China could also face economic disruptions from the war and the Western efforts to punish Russia by restricting trade and cutting off its financial institutions.

Chinese officials have denounced such measures, and while the US and its allies have shown remarkable unity in imposing them, other countries share Beijing's reservations about using powerful economic tools as weapons.

In any case, China's economy is large enough to absorb blows that would cripple others. Chinese firms may even be able to take advantage of Russia's desperate need for trade, as happened when Moscow faced sanctions over the annexation of Crimea in 2014.

China's strategy reflects a hardening of views towards the US since Mr Biden came to office last year- in large part, because officials had hoped for some easing after the chaotic and confrontational policies of former president Donald Trump.

"In its China strategy, the Biden administration's policy continuities with the Trump administration are clearly bigger than any differences," Dr Yuan Peng, president of the China Institutes of Contemporary International Relations in Beijing, wrote late last year.

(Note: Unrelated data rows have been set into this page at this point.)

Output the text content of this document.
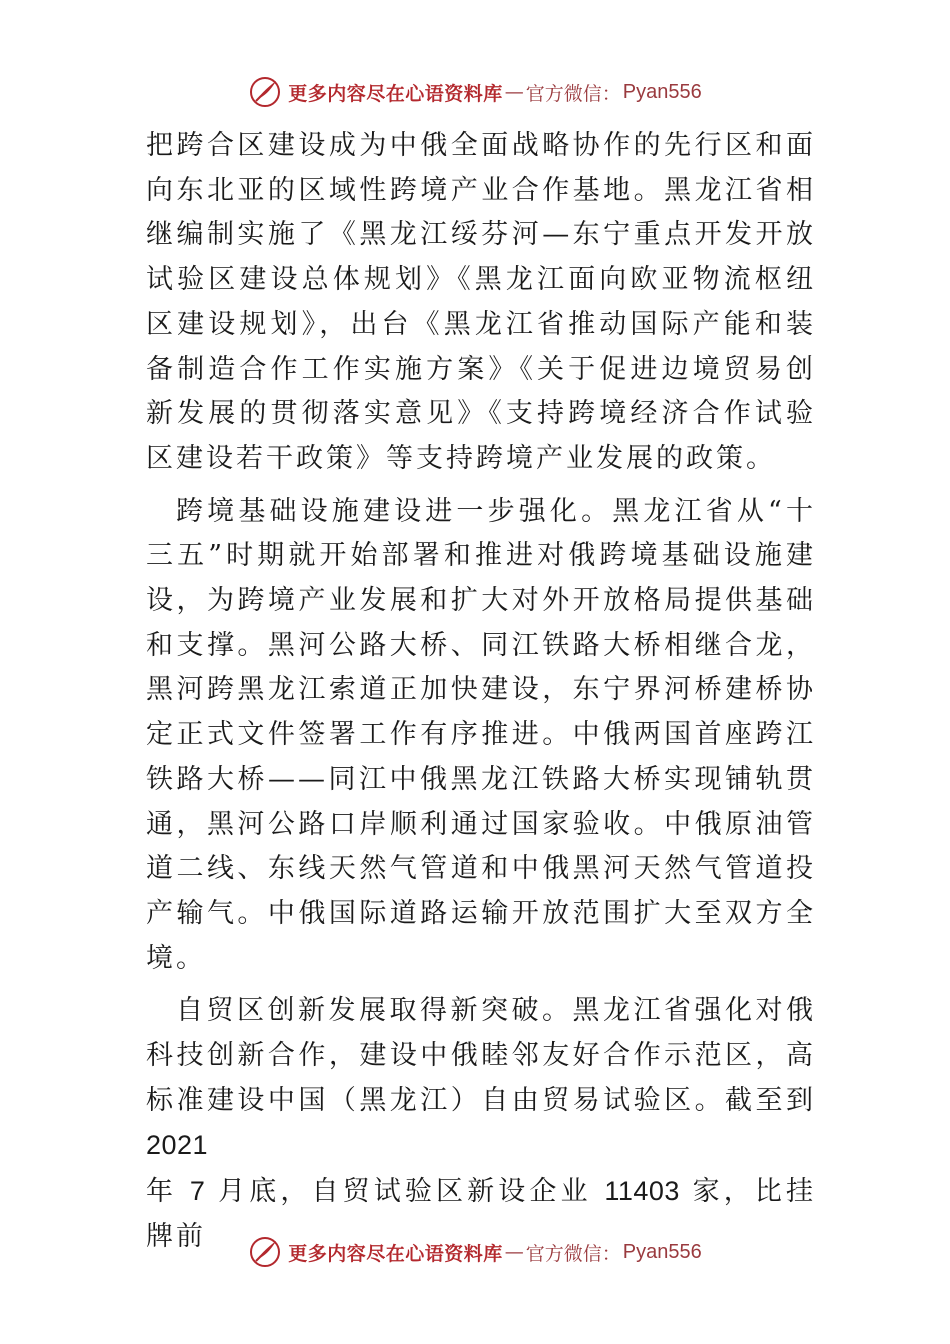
更多内容尽在心语资料库 — 官方微信： Pyan556

把跨合区建设成为中俄全面战略协作的先行区和面向东北亚的区域性跨境产业合作基地。黑龙江省相继编制实施了《黑龙江绥芬河—东宁重点开发开放试验区建设总体规划》《黑龙江面向欧亚物流枢纽区建设规划》，出台《黑龙江省推动国际产能和装备制造合作工作实施方案》《关于促进边境贸易创新发展的贯彻落实意见》《支持跨境经济合作试验区建设若干政策》等支持跨境产业发展的政策。

跨境基础设施建设进一步强化。黑龙江省从“十三五”时期就开始部署和推进对俄跨境基础设施建设，为跨境产业发展和扩大对外开放格局提供基础和支撑。黑河公路大桥、同江铁路大桥相继合龙，黑河跨黑龙江索道正加快建设，东宁界河桥建桥协定正式文件签署工作有序推进。中俄两国首座跨江铁路大桥——同江中俄黑龙江铁路大桥实现铺轨贯通，黑河公路口岸顺利通过国家验收。中俄原油管道二线、东线天然气管道和中俄黑河天然气管道投产输气。中俄国际道路运输开放范围扩大至双方全境。

自贸区创新发展取得新突破。黑龙江省强化对俄科技创新合作，建设中俄睦邻友好合作示范区，高标准建设中国（黑龙江）自由贸易试验区。截至到 2021
年 7 月底，自贸试验区新设企业 11403 家，比挂牌前

更多内容尽在心语资料库 — 官方微信： Pyan556
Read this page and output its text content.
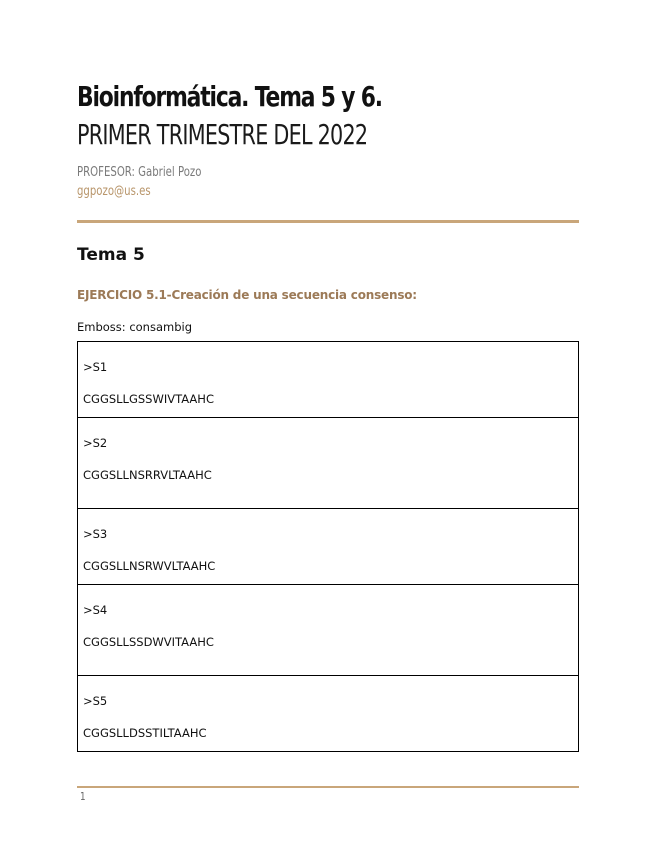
Bioinformática. Tema 5 y 6.
PRIMER TRIMESTRE DEL 2022
PROFESOR: Gabriel Pozo
ggpozo@us.es
Tema 5
EJERCICIO 5.1-Creación de una secuencia consenso:
Emboss: consambig
>S1
CGGSLLGSSWIVTAAHC

>S2
CGGSLLNSRRVLTAAHC

>S3
CGGSLLNSRWVLTAAHC

>S4
CGGSLLSSDWVITAAHC

>S5
CGGSLLDSSTILTAAHC
1
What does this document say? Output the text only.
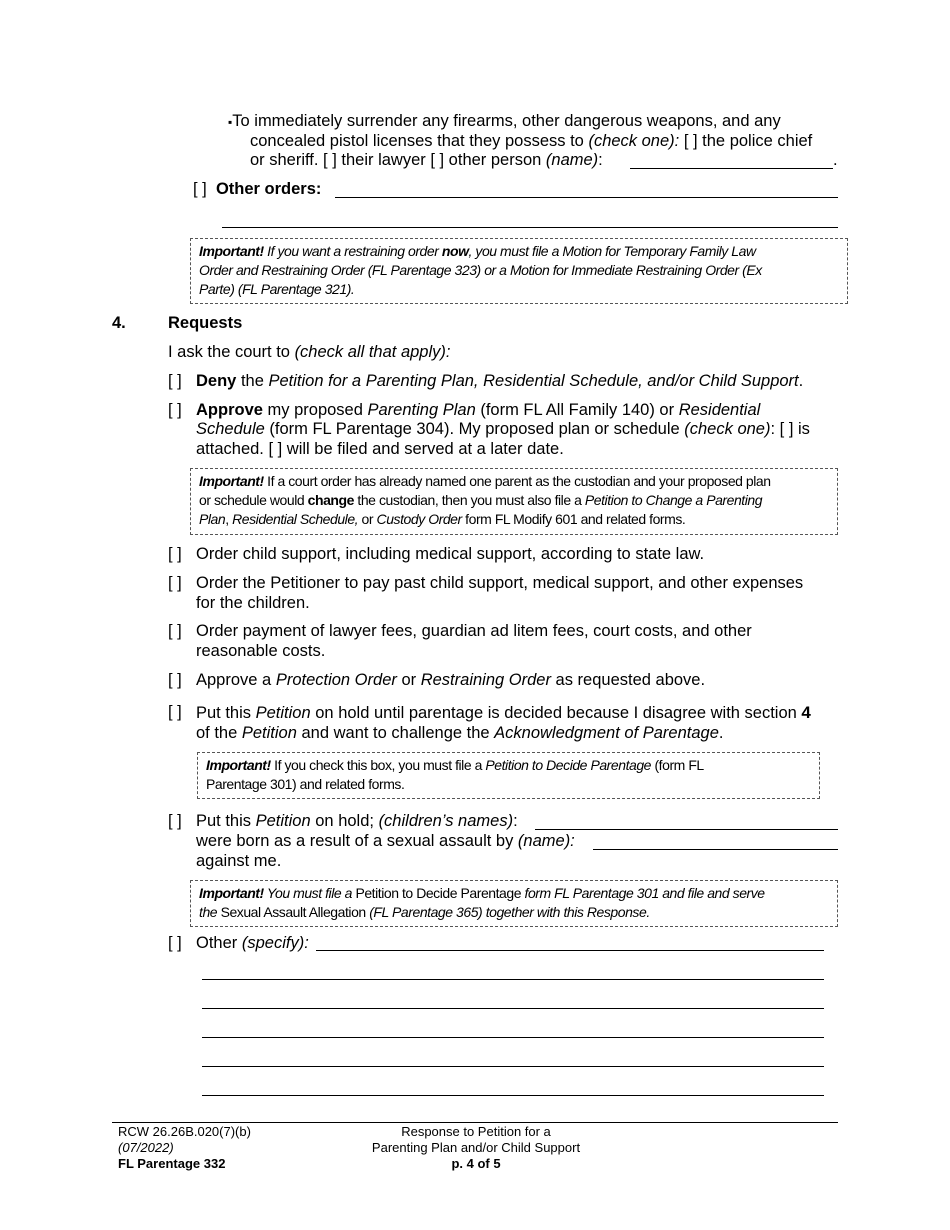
▪To immediately surrender any firearms, other dangerous weapons, and any
concealed pistol licenses that they possess to (check one): [ ] the police chief
or sheriff. [ ] their lawyer [ ] other person (name):	.
[ ] Other orders:
Important! If you want a restraining order now, you must file a Motion for Temporary Family Law
Order and Restraining Order (FL Parentage 323) or a Motion for Immediate Restraining Order (Ex
Parte) (FL Parentage 321).
4.	Requests
I ask the court to (check all that apply):
[ ] Deny the Petition for a Parenting Plan, Residential Schedule, and/or Child Support.
[ ] Approve my proposed Parenting Plan (form FL All Family 140) or Residential
Schedule (form FL Parentage 304). My proposed plan or schedule (check one): [ ] is
attached. [ ] will be filed and served at a later date.
Important! If a court order has already named one parent as the custodian and your proposed plan
or schedule would change the custodian, then you must also file a Petition to Change a Parenting
Plan, Residential Schedule, or Custody Order form FL Modify 601 and related forms.
[ ] Order child support, including medical support, according to state law.
[ ] Order the Petitioner to pay past child support, medical support, and other expenses
for the children.
[ ] Order payment of lawyer fees, guardian ad litem fees, court costs, and other
reasonable costs.
[ ] Approve a Protection Order or Restraining Order as requested above.
[ ] Put this Petition on hold until parentage is decided because I disagree with section 4
of the Petition and want to challenge the Acknowledgment of Parentage.
Important! If you check this box, you must file a Petition to Decide Parentage (form FL
Parentage 301) and related forms.
[ ] Put this Petition on hold; (children’s names):
were born as a result of a sexual assault by (name):
against me.
Important! You must file a Petition to Decide Parentage form FL Parentage 301 and file and serve
the Sexual Assault Allegation (FL Parentage 365) together with this Response.
[ ] Other (specify):
RCW 26.26B.020(7)(b)
(07/2022)
FL Parentage 332
Response to Petition for a
Parenting Plan and/or Child Support
p. 4 of 5
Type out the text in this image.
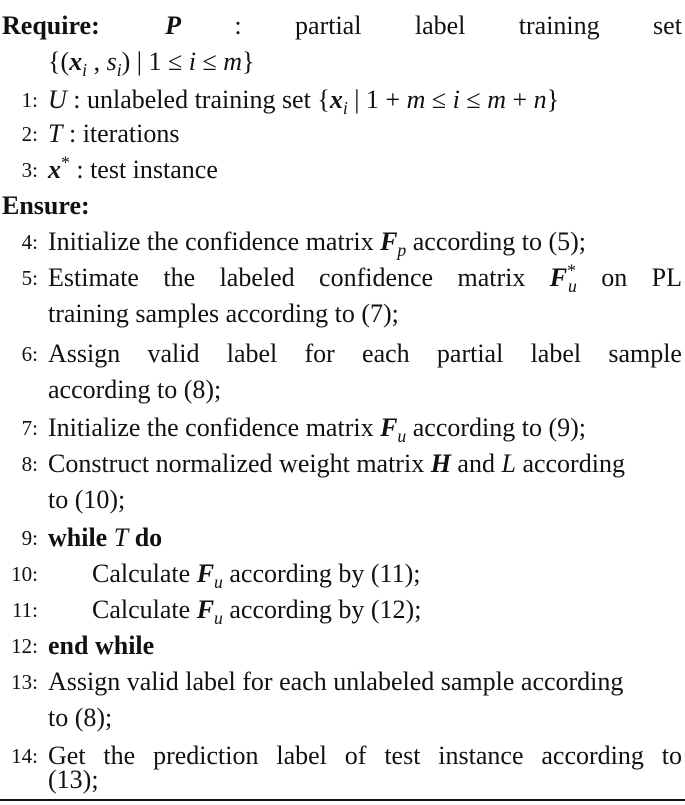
Require:	P : partial label training set
{($x_i$ , $s_i$) | 1 ≤ i ≤ m}
1: U : unlabeled training set {$x_i$ | 1 + m ≤ i ≤ m + n}
2: T : iterations
3: x* : test instance
Ensure:
4: Initialize the confidence matrix $F_p$ according to (5);
5: Estimate the labeled confidence matrix $F^*_u$ on PL
training samples according to (7);
6: Assign valid label for each partial label sample
according to (8);
7: Initialize the confidence matrix $F_u$ according to (9);
8: Construct normalized weight matrix H and L according
to (10);
9: while T do
10: Calculate $F_u$ according by (11);
11: Calculate $F_u$ according by (12);
12: end while
13: Assign valid label for each unlabeled sample according
to (8);
14: Get the prediction label of test instance according to
(13);
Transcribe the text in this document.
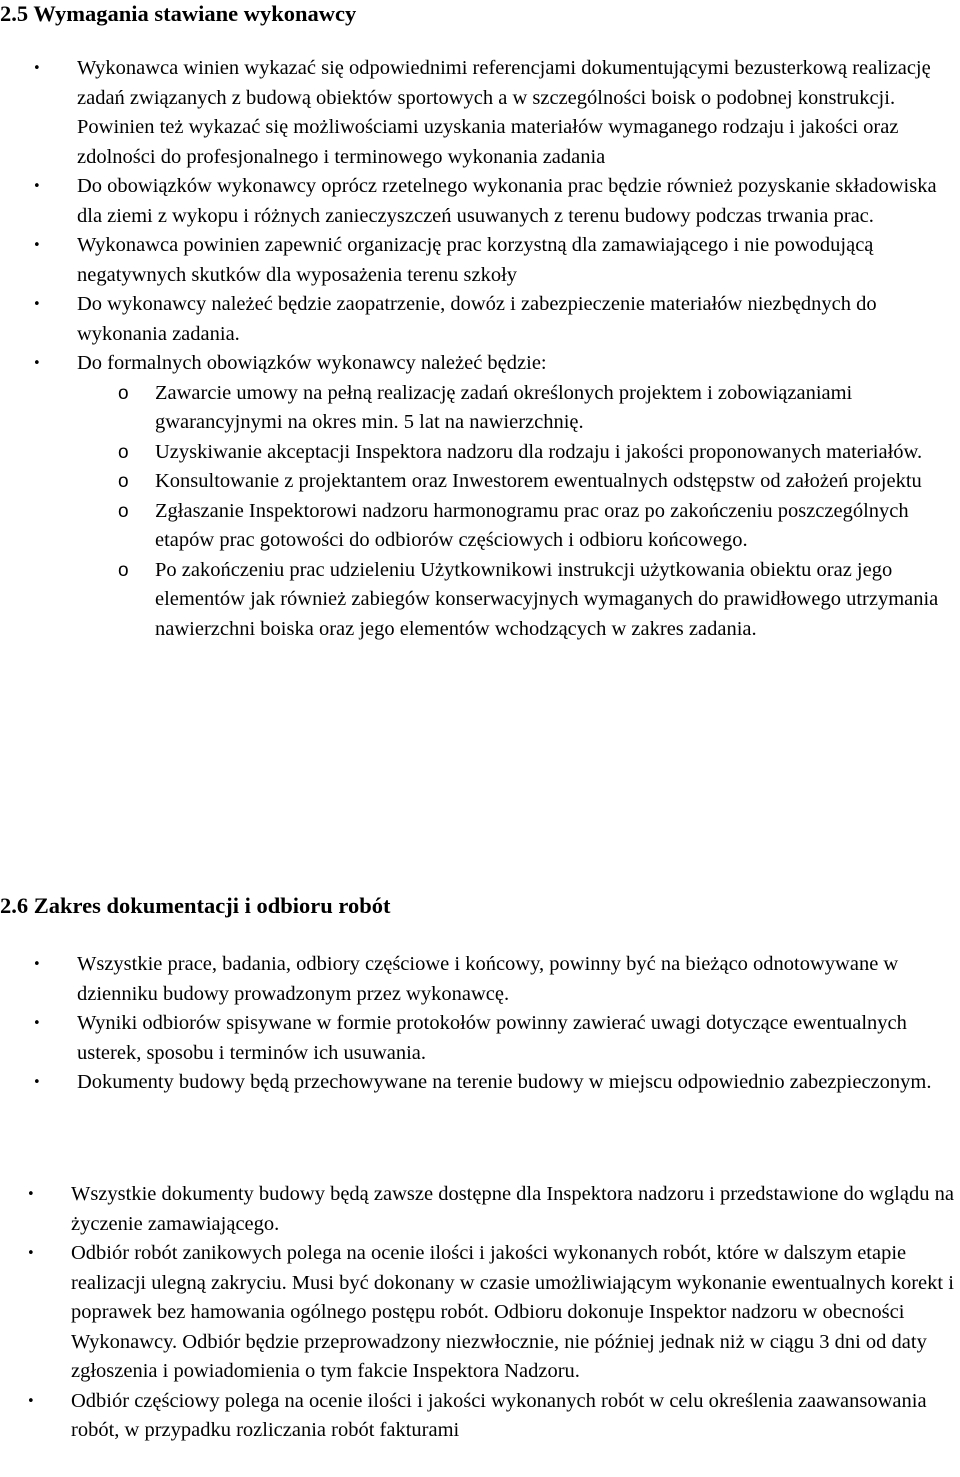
2.5 Wymagania stawiane wykonawcy
• Wykonawca winien wykazać się odpowiednimi referencjami dokumentującymi bezusterkową realizację zadań związanych z budową obiektów sportowych a w szczególności boisk o podobnej konstrukcji. Powinien też wykazać się możliwościami uzyskania materiałów wymaganego rodzaju i jakości oraz zdolności do profesjonalnego i terminowego wykonania zadania
• Do obowiązków wykonawcy oprócz rzetelnego wykonania prac będzie również pozyskanie składowiska dla ziemi z wykopu i różnych zanieczyszczeń usuwanych z terenu budowy podczas trwania prac.
• Wykonawca powinien zapewnić organizację prac korzystną dla zamawiającego i nie powodującą negatywnych skutków dla wyposażenia terenu szkoły
• Do wykonawcy należeć będzie zaopatrzenie, dowóz i zabezpieczenie materiałów niezbędnych do wykonania zadania.
• Do formalnych obowiązków wykonawcy należeć będzie:
o Zawarcie umowy na pełną realizację zadań określonych projektem i zobowiązaniami gwarancyjnymi na okres min. 5 lat na nawierzchnię.
o Uzyskiwanie akceptacji Inspektora nadzoru dla rodzaju i jakości proponowanych materiałów.
o Konsultowanie z projektantem oraz Inwestorem ewentualnych odstępstw od założeń projektu
o Zgłaszanie Inspektorowi nadzoru harmonogramu prac oraz po zakończeniu poszczególnych etapów prac gotowości do odbiorów częściowych i odbioru końcowego.
o Po zakończeniu prac udzieleniu Użytkownikowi instrukcji użytkowania obiektu oraz jego elementów jak również zabiegów konserwacyjnych wymaganych do prawidłowego utrzymania nawierzchni boiska oraz jego elementów wchodzących w zakres zadania.
2.6 Zakres dokumentacji i odbioru robót
• Wszystkie prace, badania, odbiory częściowe i końcowy, powinny być na bieżąco odnotowywane w dzienniku budowy prowadzonym przez wykonawcę.
• Wyniki odbiorów spisywane w formie protokołów powinny zawierać uwagi dotyczące ewentualnych usterek, sposobu i terminów ich usuwania.
• Dokumenty budowy będą przechowywane na terenie budowy w miejscu odpowiednio zabezpieczonym.
• Wszystkie dokumenty budowy będą zawsze dostępne dla Inspektora nadzoru i przedstawione do wglądu na życzenie zamawiającego.
• Odbiór robót zanikowych polega na ocenie ilości i jakości wykonanych robót, które w dalszym etapie realizacji ulegną zakryciu. Musi być dokonany w czasie umożliwiającym wykonanie ewentualnych korekt i poprawek bez hamowania ogólnego postępu robót. Odbioru dokonuje Inspektor nadzoru w obecności Wykonawcy. Odbiór będzie przeprowadzony niezwłocznie, nie później jednak niż w ciągu 3 dni od daty zgłoszenia i powiadomienia o tym fakcie Inspektora Nadzoru.
• Odbiór częściowy polega na ocenie ilości i jakości wykonanych robót w celu określenia zaawansowania robót, w przypadku rozliczania robót fakturami
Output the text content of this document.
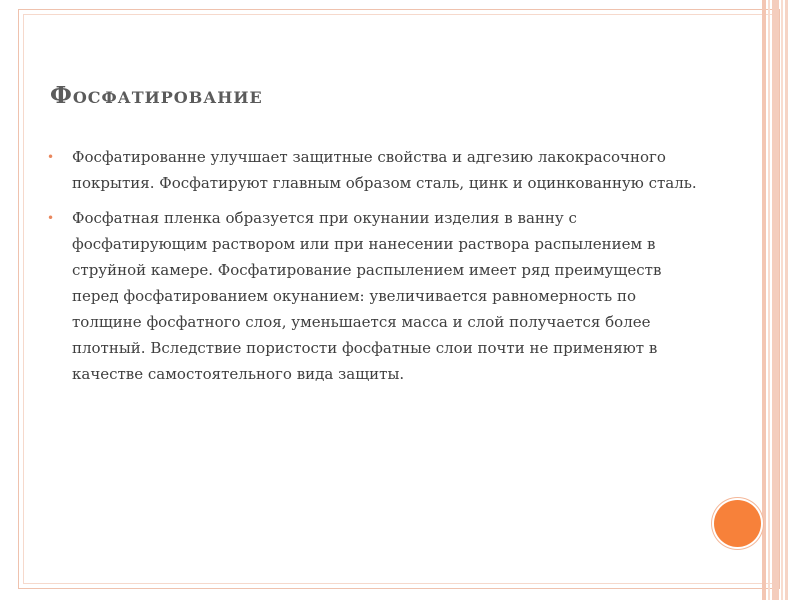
Фосфатирование
• Фосфатированне улучшает защитные свойства и адгезию лакокрасочного покрытия. Фосфатируют главным образом сталь, цинк и оцинкованную сталь.
• Фосфатная пленка образуется при окунании изделия в ванну с фосфатирующим раствором или при нанесении раствора распылением в струйной камере. Фосфатирование распылением имеет ряд преимуществ перед фосфатированием окунанием: увеличивается равномерность по толщине фосфатного слоя, уменьшается масса и слой получается более плотный. Вследствие пористости фосфатные слои почти не применяют в качестве самостоятельного вида защиты.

"Biden has repeatedly avowed that the United States is not in a 'new Cold War' with China, but China often feels the chill creeping in everywhere."

Whatever happens in the war, China sees its deepening ties with Russia as a way to cultivate a counterweight to the US.

The partnership that Mr Xi and Mr Putin celebrated last month at the Winter Olympics in Beijing has become too important to sacrifice, whatever misgivings some officials have about the war.

Arguing that the era of American dominance after the Soviet Union's collapse in 1991 was a historical anomaly, both Mr Xi and Mr Putin have embraced geopolitical doctrines that call for their countries to reclaim their status as great powers.

Just as Mr Putin depicts the US as menacing Russia on its western frontier, Mr Xi sees US support for Taiwan - the self-ruled island that Beijing views as a renegade province awaiting reunification with the mainland - as a similar threat.

As it turns to Beijing for support against Western sanctions, Russia will become increasingly beholden to China as its diplomatic and economic lifeline, while serving as its strategic geopolitical ballast, analysts say.

"The old order is swiftly disintegrating, and strongman politics is again ascendant among the world's great powers," wrote Prof Zheng of the Chinese University of Hong Kong, Shenzhen.

"Countries are brimming with ambition, like tigers eyeing their prey, keen to find every opportunity among the ruins of the old order."